Polymeric nanoparticles have reduced dimensions that provide them with extremely increased surface-to-volume ratio and surface functionality (Silva et al., 2007). Furthermore, they have been reported to increase drug absorption by reducing the resistance of the epithelium to drug transport in a localized area or by carrying the drug itself across the epithelium (Csaba et al., 2006). In this context, mucoadhesive polymers, such as chitosan, have been proven adequate materials to design suitable nanoparticulate carriers, facilitating their interaction with mucosal surfaces (Takeuchi et al., 2001b). Chitosan is a polysaccharide with reported ability to improve the permeation of macromolecules across epithelial barriers and chitosan nanoparticles (CS-NP) have demonstrated excellent capacity for protein entrapment and to increase their absorption through the nasal, intestinal, and ocular mucosa (Alonso and Sánchez, 2003, De Campos et al., 2001, Fernández-Urrusuno et al., 1999a, Paolicelli et al., 2009). However, one of the major limitations of these nanoparticles is their limited stability in biological fluids, such as the gastrointestinal media (Issa et al., 2005).

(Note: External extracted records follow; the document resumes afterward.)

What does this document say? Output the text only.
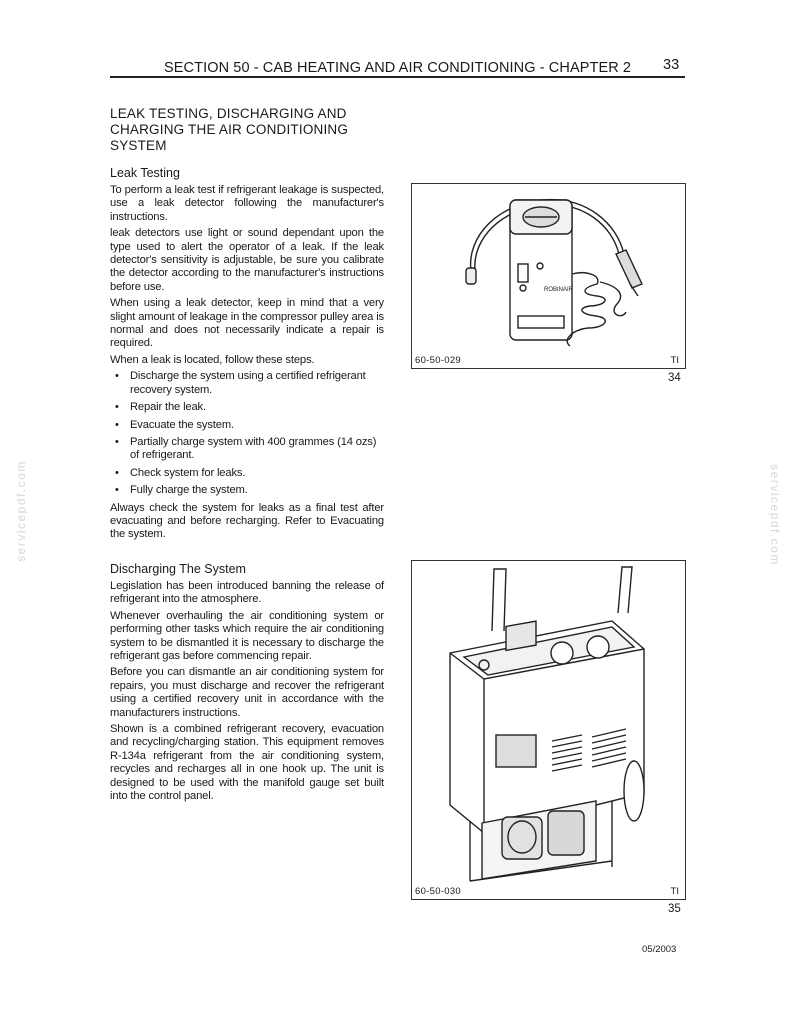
SECTION 50 - CAB HEATING AND AIR CONDITIONING - CHAPTER 2 33
LEAK TESTING, DISCHARGING AND
CHARGING THE AIR CONDITIONING
SYSTEM
Leak Testing

To perform a leak test if refrigerant leakage is suspected, use a leak detector following the manufacturer's instructions.

leak detectors use light or sound dependant upon the type used to alert the operator of a leak. If the leak detector's sensitivity is adjustable, be sure you calibrate the detector according to the manufacturer's instructions before use.

When using a leak detector, keep in mind that a very slight amount of leakage in the compressor pulley area is normal and does not necessarily indicate a repair is required.

When a leak is located, follow these steps.

• Discharge the system using a certified refrigerant recovery system.
• Repair the leak.
• Evacuate the system.
• Partially charge system with 400 grammes (14 ozs) of refrigerant.
• Check system for leaks.
• Fully charge the system.

Always check the system for leaks as a final test after evacuating and before recharging. Refer to Evacuating the system.

Discharging The System

Legislation has been introduced banning the release of refrigerant into the atmosphere.

Whenever overhauling the air conditioning system or performing other tasks which require the air conditioning system to be dismantled it is necessary to discharge the refrigerant gas before commencing repair.

Before you can dismantle an air conditioning system for repairs, you must discharge and recover the refrigerant using a certified recovery unit in accordance with the manufacturers instructions.

Shown is a combined refrigerant recovery, evacuation and recycling/charging station. This equipment removes R-134a refrigerant from the air conditioning system, recycles and recharges all in one hook up. The unit is designed to be used with the manifold gauge set built into the control panel.

ROBINAIR
60-50-029	TI
34
60-50-030	TI
35
servicepdf.com	servicepdf.com
05/2003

Liposomes are versatile structures that enable the protection of the encapsulated material and tend to be relatively innocuous, because they comprise naturally occurring lipids that are metabolized at endogenous level (Jiang et al., 2007, Torchilin, 2005). Their organized structure (an aqueous core enclosed within one or more phospholipid bilayers) permits the association of drugs with both the aqueous and lipid compartments, and drug release can usually be controlled, depending on the bilayer number and composition (Courrier et al., 2002, Kirby and Gregoriadis, 1999). Moreover, their aqueous core ensures the preservation of protein structure and conformation, while the external lipids might help to improve absorption across biological barriers (El-Maghrabya et al., 2008, Fenske et al., 2008, Gregoriadis, 1988). Nevertheless, one of the most reported problems of liposomes is their lack of stability in terms of leakage of the encapsulated drug (Gabizon, 1995). In fact, if liposomes' inner core was solid instead of liquid, leakage would decrease dramatically, since drug release would imply an extra step of release from the solid core, followed by the traditional diffusion across the lipid bilayer (Campbell et al., 2004, Huang et al., 2005).

We have therefore decided to combine the advantages of each of the described colloidal systems under the form of a single and new drug delivery system, which assembles the chitosan nanoparticles in lipid vesicles (liposome–chitosan nanoparticle, L/CS-NP, complexes) (Carvalho et al., 2001). This system should permit an efficient encapsulation of therapeutic macromolecules, ensuring at the same time their stability and, ideally, providing a controlled release. As expected, as the phospholipid bilayer comprises an extra barrier that should be overcome before release, phospholipids provided a controlled release of the encapsulated model protein, insulin (Grenha et al., 2008a), and also provided stability in biological fluids. Moreover, the complexes demonstrated very low toxicity in ocular epithelial cells (Diebold et al., 2007).

Depending on the administration objective (oral, ocular, or lung delivery), different methodologies have been established to prepare the lipid/chitosan nanoparticle complexes, which are described in detail in this chapter.